Jerusalem continues to struggle with limiting the spread of the corona contagion, as the number of confirmed cases continues to rise. The Israeli Health Ministry reported a steep rise of more than 1,000 new cases, bringing the number of infected individuals to 4,347, out of whom 80 are in critical condition.
In light of the deteriorating situation, it has been reported that Prime Minister Benjamin Netanyahu is considering a general hermetic nation-wide lockdown for a duration of up-to three weeks.
A source familiar with the details explained to TV7 that the general lockdown will be subject to a weekly review, and that the Israeli military will be mobilized to assist police with enforcement, in addition to accommodating vital logistical demands.
It is important to point out that Jerusalem’s government is making every effort to regain control of the rapidly spreading contagion. According to Israeli National Security Adviser Meir Ben Shabbat, “The steps we take are aimed at achieving a clear immediate goal – stopping the infection within us. Reduce the situations where infection is possible. If we stop the spread and quickly find and address those who are already infected – we will regain control of the situation. ”

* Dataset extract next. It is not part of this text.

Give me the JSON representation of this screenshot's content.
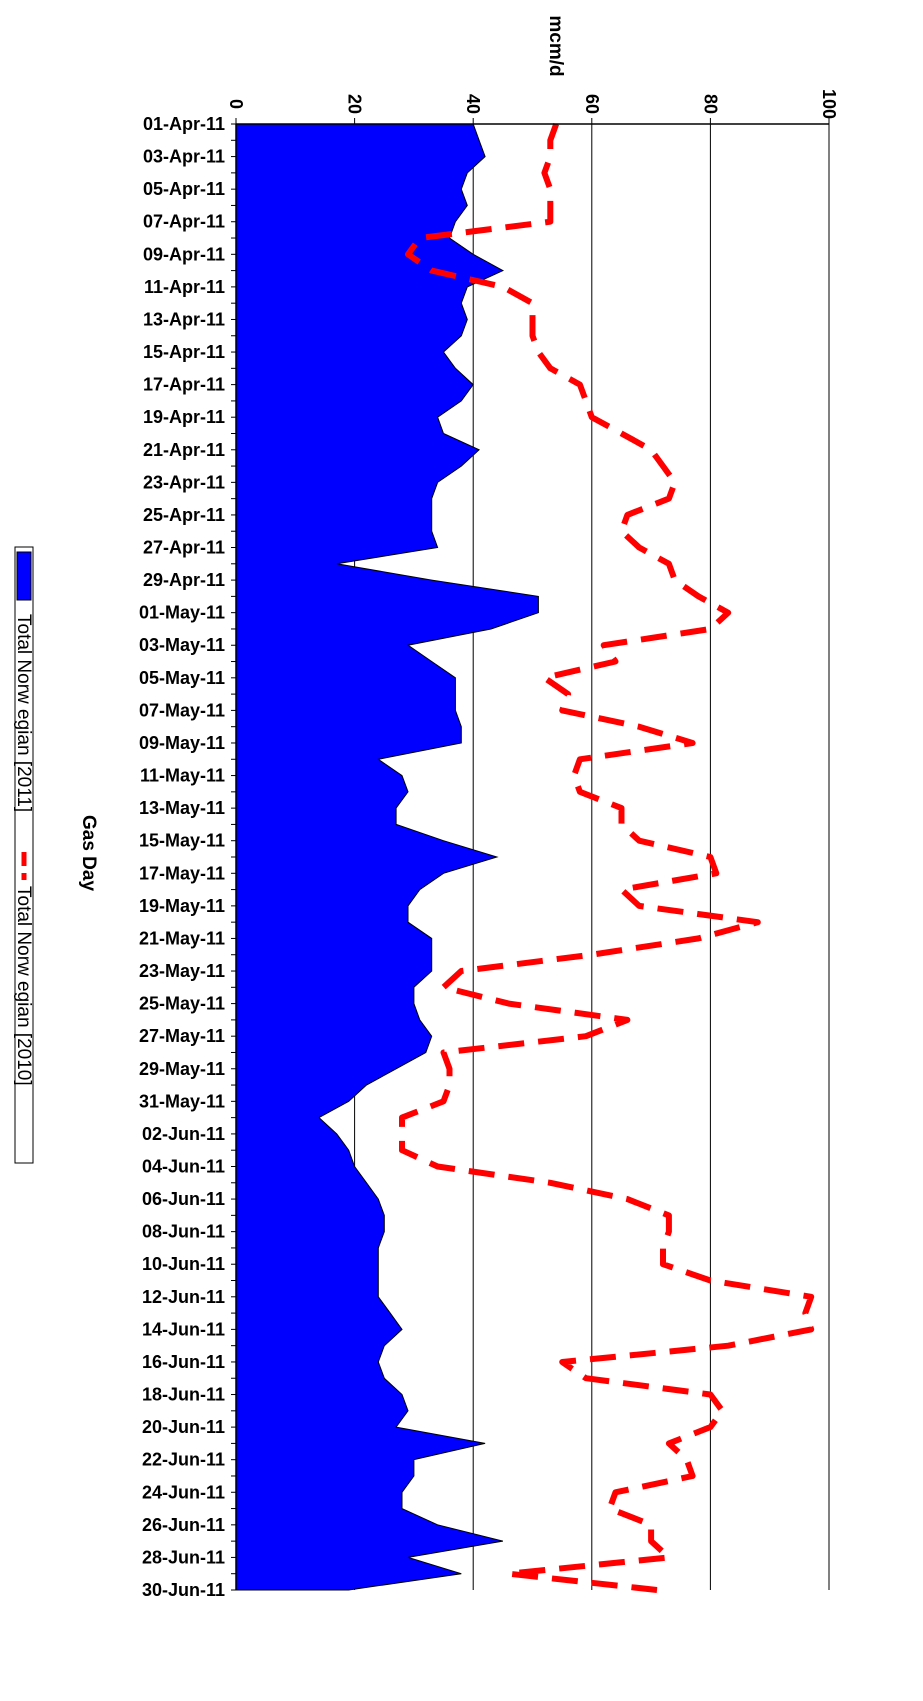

The Israeli National Security Adviser further stressed the importance of the general public’s adherence to the measures enacted by the government’s coronavirus task force, saying “The rapid pace of occurrences, the uncertainty about the onset of the disease and its consequences, are very burdensome and create an understandable expectation of clarity and stability. Unfortunately, it is difficult to provide a conclusive and well-founded answer to this question and we must assume that the time frame is not going to be short. But, and this is very significant but, it is up to us. Not only, but also us. It depends on the steps taken and the commitment that each and every one of us makes to the joint effort, to slow the spread of the epidemic.”
The Israeli Security Adviser revealed that the results of the measures undertaken will only be known after two weeks’ time, due to the limited number of tests administrated thus far which subsequently provide Israel’s health authorities with only a partial picture of the situation. “Needless to say, in the midst of this campaign, it is hard to predict the future. The present picture is unknown. We will only get a grade on our current behavior in two weeks. If we were right, then great. But if we make a mistake, we will know it too late,” he said.